Dynamically Extensible and Retractable Robotic Leg Linkages for Multi-task Execution in Search and Rescue Scenarios

TL;DR

This paper presents a novel robot leg design that can switch between terrain navigation and high-force rescue tasks, enhancing SAR robot versatility.

Contribution

Introduction of a dynamically extensible and retractable five-bar linkage for robot legs enabling mode switching for SAR applications.

Findings

Legs can switch configurations for different tasks.

Empirical analysis shows improved force output and stability.

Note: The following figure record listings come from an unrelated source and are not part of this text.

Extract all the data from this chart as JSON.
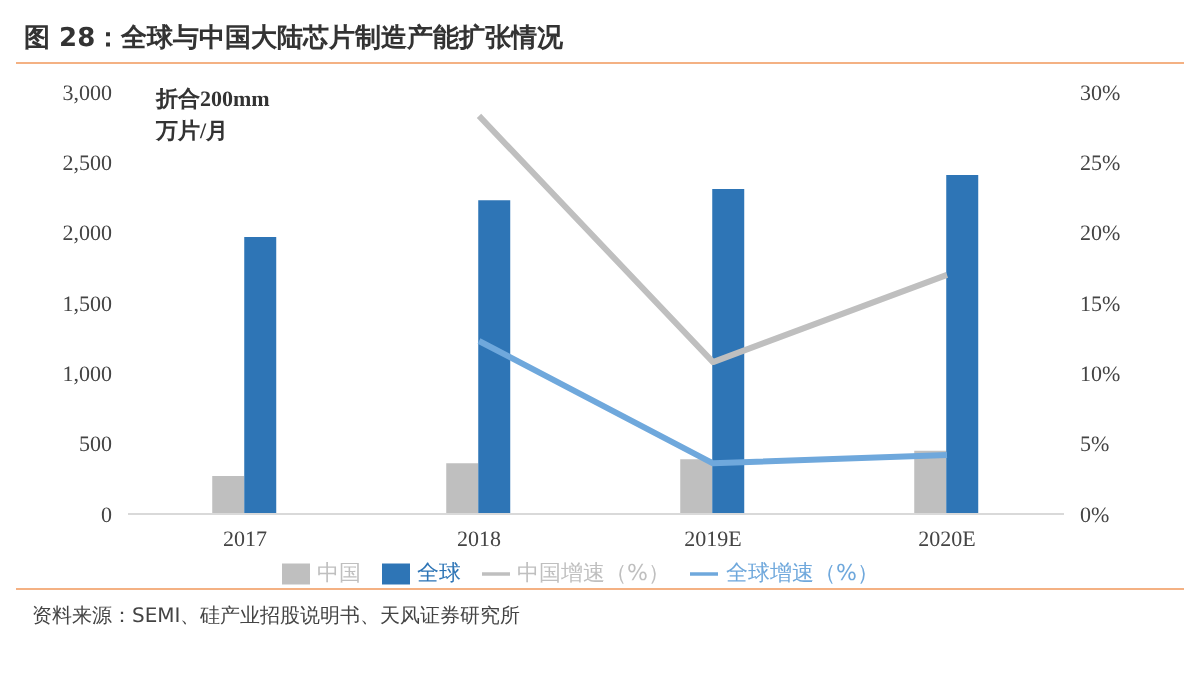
{
  "chart_data": {
    "type": "bar",
    "title": "图 28：全球与中国大陆芯片制造产能扩张情况",
    "categories": [
      "2017",
      "2018",
      "2019E",
      "2020E"
    ],
    "series": [
      {
        "name": "中国",
        "color": "#bfbfbf",
        "values": [
          270,
          360,
          390,
          450
        ]
      },
      {
        "name": "全球",
        "color": "#2e75b6",
        "values": [
          1970,
          2230,
          2310,
          2410
        ]
      },
      {
        "name": "中国增速（%）",
        "type": "line",
        "axis": "y2",
        "color": "#bfbfbf",
        "values": [
          null,
          28.3,
          10.8,
          17
        ]
      },
      {
        "name": "全球增速（%）",
        "type": "line",
        "axis": "y2",
        "color": "#6fa8dc",
        "values": [
          null,
          12.3,
          3.6,
          4.2
        ]
      }
    ],
    "ylim": [
      0,
      3000
    ],
    "yticks": [
      {
        "value": 0,
        "label": "0"
      },
      {
        "value": 500,
        "label": "500"
      },
      {
        "value": 1000,
        "label": "1,000"
      },
      {
        "value": 1500,
        "label": "1,500"
      },
      {
        "value": 2000,
        "label": "2,000"
      },
      {
        "value": 2500,
        "label": "2,500"
      },
      {
        "value": 3000,
        "label": "3,000"
      }
    ],
    "y2lim": [
      0,
      30
    ],
    "y2ticks": [
      {
        "value": 0,
        "label": "0%"
      },
      {
        "value": 5,
        "label": "5%"
      },
      {
        "value": 10,
        "label": "10%"
      },
      {
        "value": 15,
        "label": "15%"
      },
      {
        "value": 20,
        "label": "20%"
      },
      {
        "value": 25,
        "label": "25%"
      },
      {
        "value": 30,
        "label": "30%"
      }
    ],
    "legend": "bottom",
    "marker": "none",
    "line_style": "solid",
    "annotations": [
      "折合200mm\n万片/月",
      "资料来源：SEMI、硅产业招股说明书、天风证券研究所"
    ]
  }
}
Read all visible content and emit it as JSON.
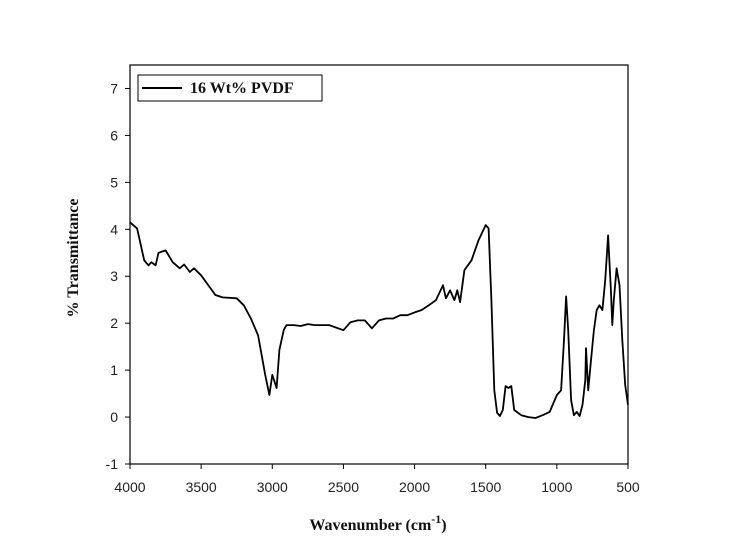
{
  "chart_data": {
    "type": "line",
    "xlabel_parts": [
      "Wavenumber (cm",
      "-1",
      ")"
    ],
    "ylabel": "% Transmittance",
    "xlim": [
      4000,
      500
    ],
    "xticks": [
      4000,
      3500,
      3000,
      2500,
      2000,
      1500,
      1000,
      500
    ],
    "ylim": [
      -1,
      7.5
    ],
    "yticks": [
      -1,
      0,
      1,
      2,
      3,
      4,
      5,
      6,
      7
    ],
    "legend": "top-left",
    "x": [
      4000,
      3950,
      3900,
      3870,
      3850,
      3820,
      3800,
      3750,
      3700,
      3650,
      3620,
      3580,
      3550,
      3500,
      3400,
      3350,
      3250,
      3200,
      3150,
      3100,
      3050,
      3020,
      3000,
      2970,
      2950,
      2920,
      2900,
      2850,
      2800,
      2750,
      2700,
      2600,
      2500,
      2450,
      2400,
      2350,
      2300,
      2250,
      2200,
      2150,
      2100,
      2050,
      2000,
      1950,
      1900,
      1850,
      1800,
      1780,
      1750,
      1720,
      1700,
      1680,
      1650,
      1600,
      1550,
      1500,
      1480,
      1460,
      1440,
      1420,
      1400,
      1380,
      1360,
      1340,
      1320,
      1300,
      1250,
      1200,
      1150,
      1100,
      1050,
      1000,
      970,
      950,
      935,
      920,
      900,
      880,
      860,
      840,
      820,
      800,
      795,
      780,
      760,
      740,
      720,
      700,
      680,
      660,
      640,
      620,
      610,
      600,
      580,
      560,
      540,
      520,
      500
    ],
    "series": [
      {
        "name": "16 Wt% PVDF",
        "color": "#000000",
        "values": [
          4.15,
          4.02,
          3.34,
          3.23,
          3.3,
          3.23,
          3.5,
          3.55,
          3.3,
          3.17,
          3.25,
          3.09,
          3.17,
          3.02,
          2.6,
          2.55,
          2.53,
          2.38,
          2.1,
          1.74,
          0.9,
          0.47,
          0.9,
          0.62,
          1.43,
          1.85,
          1.96,
          1.96,
          1.94,
          1.98,
          1.96,
          1.96,
          1.85,
          2.02,
          2.06,
          2.06,
          1.89,
          2.06,
          2.1,
          2.1,
          2.17,
          2.17,
          2.23,
          2.28,
          2.38,
          2.49,
          2.81,
          2.53,
          2.7,
          2.49,
          2.7,
          2.45,
          3.13,
          3.34,
          3.77,
          4.09,
          4.02,
          2.49,
          0.57,
          0.09,
          0.02,
          0.15,
          0.66,
          0.62,
          0.66,
          0.15,
          0.04,
          0,
          -0.02,
          0.04,
          0.11,
          0.47,
          0.57,
          1.64,
          2.57,
          1.85,
          0.36,
          0.04,
          0.11,
          0.02,
          0.26,
          0.79,
          1.47,
          0.57,
          1.21,
          1.85,
          2.28,
          2.38,
          2.28,
          2.91,
          3.87,
          2.7,
          1.96,
          2.49,
          3.17,
          2.81,
          1.64,
          0.68,
          0.26
        ]
      }
    ]
  }
}
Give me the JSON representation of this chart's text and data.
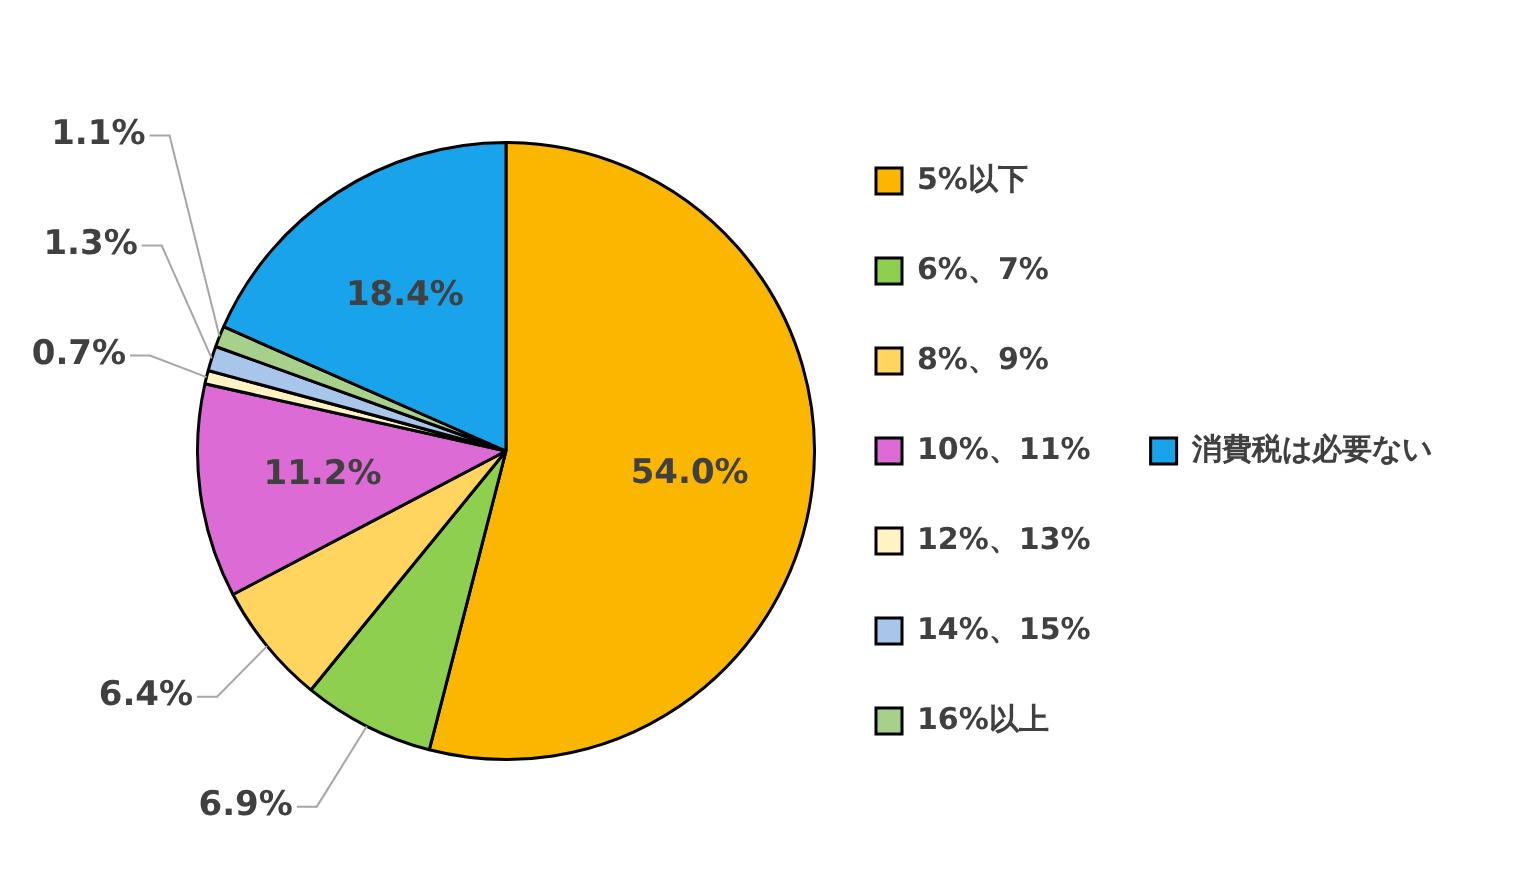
{
  "chart_data": {
    "type": "pie",
    "categories": [
      "5%以下",
      "6%、7%",
      "8%、9%",
      "10%、11%",
      "12%、13%",
      "14%、15%",
      "16%以上",
      "消費税は必要ない"
    ],
    "values": [
      54.0,
      6.9,
      6.4,
      11.2,
      0.7,
      1.3,
      1.1,
      18.4
    ],
    "colors": [
      "#fbb700",
      "#8fcf4f",
      "#ffd560",
      "#dc6bd6",
      "#fff3c4",
      "#a8c6ea",
      "#a7d18a",
      "#19a3ea"
    ],
    "value_labels": [
      "54.0%",
      "6.9%",
      "6.4%",
      "11.2%",
      "0.7%",
      "1.3%",
      "1.1%",
      "18.4%"
    ],
    "legend": "right"
  }
}
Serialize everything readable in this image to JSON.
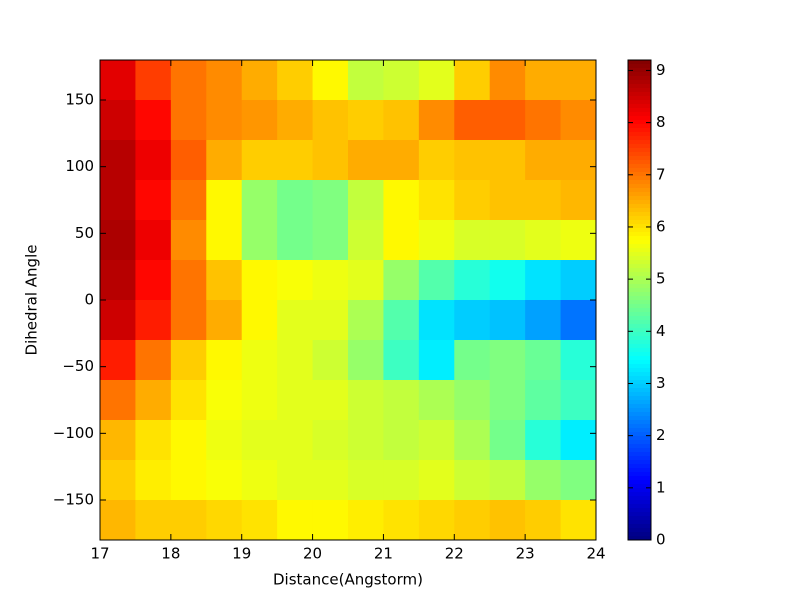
{
  "chart_data": {
    "type": "heatmap",
    "xlabel": "Distance(Angstorm)",
    "ylabel": "Dihedral Angle",
    "xlim": [
      17,
      24
    ],
    "xticks": [
      17,
      18,
      19,
      20,
      21,
      22,
      23,
      24
    ],
    "ylim": [
      -180,
      180
    ],
    "yticks": [
      {
        "value": -150,
        "label": "−150"
      },
      {
        "value": -100,
        "label": "−100"
      },
      {
        "value": -50,
        "label": "−50"
      },
      0,
      50,
      100,
      150
    ],
    "zlim": [
      0,
      9.2
    ],
    "zticks": [
      0,
      1,
      2,
      3,
      4,
      5,
      6,
      7,
      8,
      9
    ],
    "colormap": "jet",
    "x": [
      17.25,
      17.75,
      18.25,
      18.75,
      19.25,
      19.75,
      20.25,
      20.75,
      21.25,
      21.75,
      22.25,
      22.75,
      23.25,
      23.75
    ],
    "y": [
      165,
      135,
      105,
      75,
      45,
      15,
      -15,
      -45,
      -75,
      -105,
      -135,
      -165
    ],
    "z": [
      [
        8.3,
        7.5,
        7.0,
        6.8,
        6.5,
        6.2,
        5.8,
        5.2,
        5.3,
        5.5,
        6.2,
        6.8,
        6.5,
        6.5
      ],
      [
        8.5,
        8.0,
        7.0,
        6.8,
        6.7,
        6.5,
        6.3,
        6.2,
        6.3,
        6.8,
        7.2,
        7.2,
        7.0,
        6.8
      ],
      [
        8.7,
        8.2,
        7.2,
        6.5,
        6.2,
        6.2,
        6.3,
        6.5,
        6.5,
        6.2,
        6.3,
        6.3,
        6.5,
        6.5
      ],
      [
        8.7,
        8.0,
        7.0,
        5.8,
        4.8,
        4.5,
        4.6,
        5.2,
        5.8,
        6.0,
        6.2,
        6.3,
        6.3,
        6.4
      ],
      [
        8.8,
        8.2,
        6.8,
        5.8,
        4.8,
        4.5,
        4.6,
        5.3,
        5.8,
        5.6,
        5.4,
        5.4,
        5.5,
        5.6
      ],
      [
        8.7,
        8.0,
        7.0,
        6.3,
        5.8,
        5.7,
        5.6,
        5.5,
        4.8,
        4.2,
        3.8,
        3.6,
        3.2,
        3.0
      ],
      [
        8.5,
        7.8,
        7.0,
        6.5,
        5.8,
        5.5,
        5.5,
        5.0,
        4.2,
        3.2,
        3.0,
        2.9,
        2.6,
        2.2
      ],
      [
        7.8,
        7.0,
        6.2,
        5.8,
        5.6,
        5.5,
        5.3,
        4.8,
        4.0,
        3.3,
        4.5,
        4.6,
        4.4,
        3.8
      ],
      [
        7.0,
        6.5,
        6.0,
        5.7,
        5.6,
        5.5,
        5.5,
        5.3,
        5.2,
        5.0,
        4.8,
        4.6,
        4.3,
        4.0
      ],
      [
        6.4,
        6.0,
        5.8,
        5.6,
        5.5,
        5.5,
        5.4,
        5.3,
        5.2,
        5.3,
        5.0,
        4.5,
        3.8,
        3.3
      ],
      [
        6.2,
        5.9,
        5.8,
        5.7,
        5.6,
        5.5,
        5.5,
        5.4,
        5.4,
        5.5,
        5.3,
        5.2,
        4.8,
        4.6
      ],
      [
        6.4,
        6.2,
        6.2,
        6.1,
        6.0,
        5.8,
        5.8,
        5.9,
        6.0,
        6.1,
        6.2,
        6.3,
        6.2,
        6.0
      ]
    ]
  }
}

Test results confirm effective terrain traversal and rescue capability.

Abstract

Search and rescue (SAR) robots are required to quickly traverse terrain and perform high-force rescue tasks, necessitating both terrain adaptability and controlled high-force output. Few platforms exist today for SAR, and fewer still have the ability to cover both tasks of terrain adaptability and high-force output when performing extraction. While legged robots offer significant ability to traverse uneven terrain, they typically are unable to incorporate mechanisms that provide variable high-force outputs, unlike traditional wheel-based drive trains. This work introduces a novel concept for a dynamically extensible and retractable robot leg. Leveraging a dynamically extensible and retractable five-bar linkage design, it allows for mechanically switching between height-advantaged and force-advantaged configurations via a geometric transformation. A testbed evaluated leg performance across linkage geometries and operating modes, with empirical and analytical analyses conducted on stride length, force output, and stability. The results demonstrate that the morphing leg offers a promising path toward SAR robots that can both navigate terrain quickly and perform rescue tasks effectively.